The Caffrey’s Tavern rebuild is on hold…for now
It's now been one month since a fire broke out at a Jersey Shore landmark restaurant that destroyed much of the business.
Plans to begin to rebuild Caffrey's Tavern in the Forked River section of Lacey Township have now stalled.
Caffrey's was hoping to start the rebuild process right away but their zoning application to rebuild in their existing footprint was denied by the zoning officer due to a code on the books that states that the property must meet setback and yard requirements designated for that zone, according to figures provided to WOBM News by Lacey Township Business Administrator and Clerk, Veronica Laureigh.
One of the restaurant's co-owner Dan Coleman argues that they do meet the requirements, saying that over 50% of the structure is still in tact according to a licensed architect he had walk the site.
"It is his opinion that over 50% of the structure is not destroyed and that's what the code references under restoration," Coleman said. "The entire foundation is not destroyed as it's on a slab, that whole dining area in the front section that fronts Route 9 as well as part of the other dining room...the walls there are not destroyed and a good number of the tables there are still set. There was roof damage over the existing bar area but most of the walls are still fine."
Coleman is still looking for more clarification from the township on their reasoning for denying the application.
"Their reason was very vague, they mentioned that they're trying to get a towncenter application through the state and they're afraid that by allowing us to rebuild in the footprint, that it might jeopardize that application," Coleman said. "The written denial referred to to code 335-8."
Coleman says they're not asking the township to do bend the rules for them but follow the codes on the books.
"We're not looking for any special favors, we just want to be able to exercise our rights as pursuant to the codes and rebuild the restaurant where it's at," Coleman said. "I believe we're entitled to that."
His estimate is that Caffrey's could foreseeable re-open in about a years time under their plan but it would take a lot longer than that for them to demo and start all over again by moving the restaurant further away from Route 9 adding that several parking spaces would be eliminated as a result.
"We're not looking to expand, add on or change anything, we just want to rebuild in the current footprint," Coleman said.
The section of the code that ties into the application Caffrey's submitted was denied is due to section 335-8 which states:
§ 335-8 Compliance required.
[Amended 2-14-1991 by Ord. No. 5-91]
Lacey Township would benefit from Caffrey's being up and running, as would be the case with any other business, because their ratables would go up.
Coleman says Caffrey's is filing an appeal with the zoning board over the application being denied.
If they are denied at the zoning board meeting coming up later this fall, Caffrey's could take the issue to superior court and then all the way to state court should they choose to do so.
"If we're denied to do something I'm not just going to arbitrarily just give up those rights or let someone take them away from me," Coleman said. "I will fight for the rights if we're entitled to them."
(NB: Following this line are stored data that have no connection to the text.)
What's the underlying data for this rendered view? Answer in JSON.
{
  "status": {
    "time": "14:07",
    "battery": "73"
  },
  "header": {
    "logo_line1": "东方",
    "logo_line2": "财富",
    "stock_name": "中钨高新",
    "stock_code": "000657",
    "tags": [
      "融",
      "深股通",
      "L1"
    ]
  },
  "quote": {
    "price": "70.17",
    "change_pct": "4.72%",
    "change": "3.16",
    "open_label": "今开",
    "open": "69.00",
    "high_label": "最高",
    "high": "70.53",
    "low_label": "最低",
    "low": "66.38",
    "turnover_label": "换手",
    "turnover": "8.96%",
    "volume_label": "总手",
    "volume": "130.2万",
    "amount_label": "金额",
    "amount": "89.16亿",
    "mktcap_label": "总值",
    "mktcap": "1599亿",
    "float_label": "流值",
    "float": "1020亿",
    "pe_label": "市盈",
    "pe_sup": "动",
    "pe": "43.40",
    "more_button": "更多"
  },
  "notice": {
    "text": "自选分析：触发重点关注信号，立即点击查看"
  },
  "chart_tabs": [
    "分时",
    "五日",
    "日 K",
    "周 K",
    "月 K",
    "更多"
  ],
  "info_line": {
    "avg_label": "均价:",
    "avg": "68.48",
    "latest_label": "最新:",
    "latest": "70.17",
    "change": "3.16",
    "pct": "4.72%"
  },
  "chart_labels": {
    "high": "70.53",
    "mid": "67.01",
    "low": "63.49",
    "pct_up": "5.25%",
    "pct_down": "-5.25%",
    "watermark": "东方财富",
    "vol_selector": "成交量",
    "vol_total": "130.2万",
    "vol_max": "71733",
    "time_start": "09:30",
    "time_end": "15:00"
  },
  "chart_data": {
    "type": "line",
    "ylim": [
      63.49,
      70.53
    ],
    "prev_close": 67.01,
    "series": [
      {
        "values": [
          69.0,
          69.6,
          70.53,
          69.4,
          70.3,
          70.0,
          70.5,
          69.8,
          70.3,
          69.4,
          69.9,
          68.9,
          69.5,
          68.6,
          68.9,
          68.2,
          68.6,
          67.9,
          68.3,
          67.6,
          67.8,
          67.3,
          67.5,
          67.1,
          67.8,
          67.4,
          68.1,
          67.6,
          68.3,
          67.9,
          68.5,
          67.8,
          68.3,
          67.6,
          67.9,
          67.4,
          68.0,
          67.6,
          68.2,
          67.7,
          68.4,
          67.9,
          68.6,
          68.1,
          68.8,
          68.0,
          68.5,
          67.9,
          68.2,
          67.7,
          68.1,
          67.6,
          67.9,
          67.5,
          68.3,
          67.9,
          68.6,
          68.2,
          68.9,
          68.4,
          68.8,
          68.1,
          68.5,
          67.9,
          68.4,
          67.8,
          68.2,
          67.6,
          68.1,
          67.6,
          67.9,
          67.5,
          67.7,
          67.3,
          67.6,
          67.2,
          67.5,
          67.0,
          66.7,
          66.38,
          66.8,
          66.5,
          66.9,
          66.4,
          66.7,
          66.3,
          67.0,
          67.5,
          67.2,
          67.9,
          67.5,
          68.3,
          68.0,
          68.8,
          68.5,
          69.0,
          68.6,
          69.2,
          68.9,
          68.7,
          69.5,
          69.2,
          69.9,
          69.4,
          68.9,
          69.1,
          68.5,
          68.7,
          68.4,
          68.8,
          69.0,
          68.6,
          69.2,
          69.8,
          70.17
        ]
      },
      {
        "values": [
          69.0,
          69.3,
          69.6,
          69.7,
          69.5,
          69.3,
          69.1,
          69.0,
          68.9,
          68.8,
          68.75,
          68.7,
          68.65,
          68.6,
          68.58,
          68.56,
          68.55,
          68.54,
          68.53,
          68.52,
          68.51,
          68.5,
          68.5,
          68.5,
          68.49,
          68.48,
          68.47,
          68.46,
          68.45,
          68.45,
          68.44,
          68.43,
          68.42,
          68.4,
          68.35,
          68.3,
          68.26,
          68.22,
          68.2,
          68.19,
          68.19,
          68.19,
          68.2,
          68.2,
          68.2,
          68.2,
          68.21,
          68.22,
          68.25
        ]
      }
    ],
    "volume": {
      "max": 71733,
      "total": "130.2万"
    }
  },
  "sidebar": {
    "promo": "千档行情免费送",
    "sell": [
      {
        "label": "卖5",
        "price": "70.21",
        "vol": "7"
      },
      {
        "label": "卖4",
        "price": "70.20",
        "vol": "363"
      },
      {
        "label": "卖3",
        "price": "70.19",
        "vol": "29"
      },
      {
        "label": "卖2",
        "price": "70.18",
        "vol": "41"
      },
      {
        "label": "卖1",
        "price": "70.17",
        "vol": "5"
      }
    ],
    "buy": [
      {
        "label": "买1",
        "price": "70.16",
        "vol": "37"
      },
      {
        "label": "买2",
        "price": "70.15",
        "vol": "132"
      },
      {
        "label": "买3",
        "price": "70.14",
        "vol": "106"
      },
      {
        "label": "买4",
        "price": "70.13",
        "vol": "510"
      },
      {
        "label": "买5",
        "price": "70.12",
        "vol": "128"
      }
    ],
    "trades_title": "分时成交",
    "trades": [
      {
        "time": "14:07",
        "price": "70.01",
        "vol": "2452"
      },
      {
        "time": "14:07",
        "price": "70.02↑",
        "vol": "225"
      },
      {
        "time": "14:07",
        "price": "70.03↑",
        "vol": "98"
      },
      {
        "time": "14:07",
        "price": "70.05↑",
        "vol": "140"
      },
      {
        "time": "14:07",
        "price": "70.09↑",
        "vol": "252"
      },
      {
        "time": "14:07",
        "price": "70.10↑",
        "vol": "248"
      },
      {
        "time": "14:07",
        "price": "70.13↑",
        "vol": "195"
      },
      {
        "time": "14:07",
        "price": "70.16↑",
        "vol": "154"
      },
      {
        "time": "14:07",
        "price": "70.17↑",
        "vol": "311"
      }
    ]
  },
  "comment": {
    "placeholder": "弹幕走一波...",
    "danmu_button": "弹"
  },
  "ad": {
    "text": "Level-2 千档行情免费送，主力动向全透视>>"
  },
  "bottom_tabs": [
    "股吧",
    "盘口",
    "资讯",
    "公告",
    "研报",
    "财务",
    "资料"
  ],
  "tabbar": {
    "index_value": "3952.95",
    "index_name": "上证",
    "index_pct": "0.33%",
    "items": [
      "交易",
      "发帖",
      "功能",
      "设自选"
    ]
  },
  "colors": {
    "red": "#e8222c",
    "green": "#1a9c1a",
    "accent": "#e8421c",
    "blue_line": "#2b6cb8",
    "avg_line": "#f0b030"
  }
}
Lacey Township Zoning Officer Loretta Rule has not returned multiple calls from WOBM News seeking comment and further information on Caffrey's application being denied.
There was nobody harmed in the September 5 fire that has been ruled accidental by investigators.
"It was ruled accidental, an employee had a flare up from preparing some food and it (the flames) just got out of control," Coleman said.
Caffrey's Tavern has stood for 24-years in the Forked River section and has been a place for food, community and fellowship.
"It was almost 24-years ago that we leased the building and ironically enough it was damaged by a fire under the previous owner," Coleman said. "We restored it and made it into what it has been for the last 24-years. It (the fire damaging Caffrey's) was like losing a very close family member and the most devastating part is for the 70-plus employees...the tears, the hugs...it was considered a family, the employees and the customers."
He says the support and help following the fire by others in the community is something he is eternally grateful for and Coleman hopes to restore Caffrey's to that very special place where everyone felt at home.